# PM1340GT - catching oil and chips



## Alan H. (Apr 14, 2017)

I have been looking for a way to catch the oil drips and some of the chips from my PM1340GT.  I had noticed a couple of our friends here had put catch pans under the bed and the quick change gearbox to accomplish this.

I took some measurements and went to Walmart to buy some cheap pans.  I think I found the ticket.

A small loaf pan (4.4 x 8.4 x 2.50) and baking pans (21 x 15 x 1).   I bought two of the baking pans and one of the loaf pans.  While the baking pans will cover the length of the bed, I will likely only use one on the headstock end the majority of the time.

I trimmed the loaf pan on a bevel so the levers would not be impeded and it is easily pulled out.  It should catch the majority of that oil that drips out and makes such a big mess.   Cleaned the machine up last night to get these pans in place on a clean machine.  Now ready to make a mess again.  Hopefully these pans will help cleaning it up from time to time.  I hate a mess.


----------



## Dave Smith (Apr 14, 2017)

good job Alan---I use a couple of the large aluminum bakery trays under the bed of my Logan to catch the mess---Dave


----------



## darkzero (Apr 14, 2017)

Nordicware makes nice pans. I've used those alumn bake pans as chip pans for other machines. Nice & thick.

Cool idea but I'm confused. Chip pans on top of a chip pan? What's wrong with the stock chip pan?


----------



## Alan H. (Apr 14, 2017)

Easier to clean up the oily mess.

The PM1340 is tight underneath the bed on the headstock end, 1 3/8".  This pan slides under there and should catch the worst part to clean up.

I almost bought a Sharp because it had a removable chip pan but the cost was more than I wanted to lay out.  My son has one.  So my removable chip pan is a Walmart bread pan! 

Edit: Obviously the Sharp has a much larger removable pan that holds a significant volume.


----------



## darkzero (Apr 14, 2017)

Oh I see. I hear you on that one. I wish I had a pull out chip pan or at the least a pan that was deeper. Mine is shallow too. I pick up the larger chips, then vacuum up the smaller chips.
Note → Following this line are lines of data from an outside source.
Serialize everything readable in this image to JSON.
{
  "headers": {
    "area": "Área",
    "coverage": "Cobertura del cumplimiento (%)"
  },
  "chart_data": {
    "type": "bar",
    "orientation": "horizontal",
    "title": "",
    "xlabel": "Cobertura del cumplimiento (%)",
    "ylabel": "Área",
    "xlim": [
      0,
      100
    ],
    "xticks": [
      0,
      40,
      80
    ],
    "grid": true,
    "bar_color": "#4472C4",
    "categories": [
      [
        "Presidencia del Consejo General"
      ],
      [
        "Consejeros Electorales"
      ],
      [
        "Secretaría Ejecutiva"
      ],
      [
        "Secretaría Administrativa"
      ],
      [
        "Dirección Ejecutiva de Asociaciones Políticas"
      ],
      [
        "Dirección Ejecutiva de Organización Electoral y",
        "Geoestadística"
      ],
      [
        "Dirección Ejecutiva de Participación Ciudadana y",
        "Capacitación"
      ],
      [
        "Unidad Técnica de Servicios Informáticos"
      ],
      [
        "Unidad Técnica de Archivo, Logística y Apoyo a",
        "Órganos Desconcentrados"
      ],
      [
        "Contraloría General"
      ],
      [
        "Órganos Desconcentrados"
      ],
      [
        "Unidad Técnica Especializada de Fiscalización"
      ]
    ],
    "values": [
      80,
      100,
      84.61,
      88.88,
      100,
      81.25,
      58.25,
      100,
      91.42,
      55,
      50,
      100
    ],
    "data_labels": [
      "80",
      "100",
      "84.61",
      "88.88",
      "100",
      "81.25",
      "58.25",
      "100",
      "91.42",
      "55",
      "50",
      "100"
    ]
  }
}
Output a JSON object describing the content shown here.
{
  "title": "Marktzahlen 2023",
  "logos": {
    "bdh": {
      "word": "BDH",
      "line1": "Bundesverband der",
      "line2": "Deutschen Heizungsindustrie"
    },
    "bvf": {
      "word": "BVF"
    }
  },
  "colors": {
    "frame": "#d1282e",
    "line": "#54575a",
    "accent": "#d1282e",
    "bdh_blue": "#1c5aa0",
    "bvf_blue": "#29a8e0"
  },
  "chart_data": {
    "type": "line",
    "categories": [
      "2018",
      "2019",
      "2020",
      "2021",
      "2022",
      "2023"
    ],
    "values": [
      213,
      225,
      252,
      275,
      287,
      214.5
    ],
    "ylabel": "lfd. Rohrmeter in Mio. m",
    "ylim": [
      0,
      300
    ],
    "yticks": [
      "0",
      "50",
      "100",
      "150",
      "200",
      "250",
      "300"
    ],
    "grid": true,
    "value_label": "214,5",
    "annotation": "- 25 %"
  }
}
My lathe has started to drip a bit & it's annoying sometimes. I have just been laying down a oil pad when the lathe is not in use.


----------



## wrmiller (Apr 14, 2017)

I found some little plastic(?) pan that fits right under my QC and prevents a mess. I'd not thought about putting a pan under the lathe bed itself. May have to give that some thought...


----------



## Dave Smith (Apr 14, 2017)

Will---my two large bread pans work good for easier removal of mess of chips above the lathe chip tray---one is horizontal under the bed and the top one 90 degrees to bed reaches all the way to back wall---also works good if you drop tool or parts by pulling tray out to find easier----Dave


----------



## fradish (Apr 14, 2017)

I also use a baking sheet for my lathe, but I would think a plastic tray made for a dog's crate
would work too and you could probably get a single tray that would fit better.  Here is one 
that is around 30" x 18".  The downside is that it is plastic.  Not sure how well that would
hold up.

https://www.amazon.com/Precision-Pe...492190034&sr=8-3&keywords=dog+crate+tray&th=1


----------



## jer (Apr 14, 2017)

It's hard to clean up my PM1030V too, very tight. I have used three pans under it for a while because it's hard to clean up. The left two catch mess and the right one holds tools. This is one of the reasons I bought a 1440 due to the removable chip pan.


----------



## darkzero (Apr 14, 2017)

I could understand the use of these pans for smaller lathes that do not have a chip pan. Like fradish I used a dog cage pan for my old mini lathe as the entire lathe fit in it. It was thin galvanized steel though. It just didn't make sense to me to add chip pans if you already have a chip pan. But I could understand the use for making clean up easier.


----------



## Alan H. (Apr 14, 2017)

fradish said:


> I also use a baking sheet for my lathe, but I would think a plastic tray made for a dog's crate
> would work too and you could probably get a single tray that would fit better.  Here is one
> that is around 30" x 18".  The downside is that it is plastic.  Not sure how well that would
> hold up.
> ...


The maximum width that you can use on the PM1340GT is 15 1/2".  So that is why the pan in the photo that kicked this thread off is a good choice for this lathe.  It is also shallow enough to fit under the low bed height at the headstock end.


----------



## Alan H. (Apr 14, 2017)

wrmiller said:


> I found some little plastic(?) pan that fits right under my QC and prevents a mess. I'd not thought about putting a pan under the lathe bed itself. May have to give that some thought...


Bill, do you remember where you got the little plastic pan?


----------



## wrmiller (Apr 14, 2017)

Alan H said:


> Bill, do you remember where you got the little plastic pan?



Our local Ace Hardware IIRC. Was wandering through the kitchen stuff section (wife's favorite part), and saw this little pan and said hmmm...


----------



## bobl (Apr 14, 2017)

I use boot tray from $ store on my heavy 10 that's a good use for Chinese crap


Sent from my iPod touch using Tapatalk


----------



## bss1 (Apr 14, 2017)

I found a porcelain sushi tray that fits perfectly under the QC gear box on the pm1340gt to catch the oil drips. Easy to wipe out with a paper towel.  I tried a bread pan at first but it was too high and not enough room for the levers to operate without moving it out of the way.


----------